My Lunatic Rantings, aka End of Summer Brain Purge

I’ve been wanting to write for weeks now, but it’s been a struggle. I’ve had so many thoughts, but nothing I can write coherently from start to finish, nothing with a clever little intro and nice, tidy conclusion.

So today, I have decided to throw convention out the window and purge my thoughts, a mental reboot. A sort of “end of summer cleaning” of my mind. In other words, I’m revealing the inner workings of my brain. Scary, isn’t it? So here it goes.why you no focus

  • Potty training: Girls are so much more complicated than boys. Namely, the lack of ability to aim. Very messy. Lesson learned: Keep the Clorox wipes handy. Crazy thought — stadium buddies for kids. Genius.
  • Will I ever again be able to sleep an entire night, the way I slept before I had kids? Ever sleep in past 8:00 a.m. again? I dream of sneaking off to a hotel room, taking an Ambien, shutting the blackout curtains, and sleeping until I can’t bear to sleep anymore. It’s like this mirage, tantalizing and terrible.
  • My husband is dang lucky to have me. He’d be lost without me. Or rather, he’d be an ornery recluse, wearing holey underwear and living off $5 pizzas. With me around, he’s much less ornery, only has a few pairs of holey underwear, and occasionally eats something with vegetables in it. I rock.
  • Girl hormones really suck. Which leads to the question, how much of what we do as humans is driven by our own decisions versus these crazy chemicals coursing through our veins that have such a hold on our mind and body? Because I’m telling you right now, there have been a few things that have come out of my mouth this week that were not the clear, rational me, but rather my girl hormones using me like a ventriloquist dummy to voice themselves. Scary.
  • Speaking of hormones, my husband is a saint for putting up with my crap. I am a pain in the butt. I am insanity. Can I spend the rest of my life curled up on his lap? Resting in his embrace? *sigh*
  • IMG_0205William started Kindergarten. I didn’t think it would be this traumatic, but the girl hormones are kicking in, so I assigned Dave to drive him to school the first day. I didn’t want to be the mom bawling her eyes out and blowing her nose in the parking lot. When did I become a mom? When did I get old? Why am I crying that I have four hours every day with only one child to care for instead of two?
  • Where’s Dave’s Mt. Dew?
  • People are awesome. I love how they come in all different types, wrapped in different packaging, no two exactly the same, never ceasing to surprise me with their crazy, bizarre choices.
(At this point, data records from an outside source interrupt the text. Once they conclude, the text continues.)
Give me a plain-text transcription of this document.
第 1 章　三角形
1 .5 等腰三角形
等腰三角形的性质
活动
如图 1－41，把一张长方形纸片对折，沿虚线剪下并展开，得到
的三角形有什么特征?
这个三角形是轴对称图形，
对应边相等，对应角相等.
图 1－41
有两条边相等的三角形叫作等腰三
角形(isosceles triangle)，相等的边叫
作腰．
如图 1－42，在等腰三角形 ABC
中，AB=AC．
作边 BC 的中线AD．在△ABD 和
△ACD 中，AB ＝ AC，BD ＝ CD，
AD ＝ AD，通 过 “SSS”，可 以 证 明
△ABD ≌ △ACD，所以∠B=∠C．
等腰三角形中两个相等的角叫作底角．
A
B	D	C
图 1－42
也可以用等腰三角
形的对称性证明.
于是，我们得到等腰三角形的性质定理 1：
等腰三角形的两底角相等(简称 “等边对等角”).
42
This world is a grab bag. (Unless you’re the Kardashians. Then you’re no grab bag; you’re a flaming bag of poop.)
  • Is there anyone more insanely happy than a two-year-old? Or more demanding, irrational, and angry?
  • Just finished North of the Sun by Fred Hatfield. Amazing. I’m ready to move to Alaska and live in the woods like Little House on the Prairie. Ok, Ok, I know there are aspects of the whole situation that would be horrible, but the simplicity of it, the chance to live off the sweat of my own two hands — these are things that seldom exist in our society today, and they are sorely missed. (I myself would also probably be sorely missed if I lived like Fred Hatfield, since I would probably be eaten by a grizzly within a day, but it’s still a nice idea.)Cat_judge
  • Helping Dave fill out PA applications on CASPA makes me want to blow my brains out. And I have started sending the company that administers the GRE daily ranting e-mails, like a crazy person, because their electronic system for ordering copies of scores won’t work. I get an error message every time I try. My girl hormones just found a worthy victim, and they are frothing.

Ok that’s not really everything going on in my brain, but since I’d like you all to continue to call me your friend, I’ll stop there. At least it was a partial purge, erased a few cookies, shredded a few sensitive memos, filled a few bags to take to the Goodwill. Maybe with a little more private purging I’ll be able to write coherently again someday. Maybe when CASPA applications are done, and all my kids are house trained, and I get to take that Ambien. Right after I issue a bomb threat to the GRE. Back down girl hormones! Where is that Mt. Dew?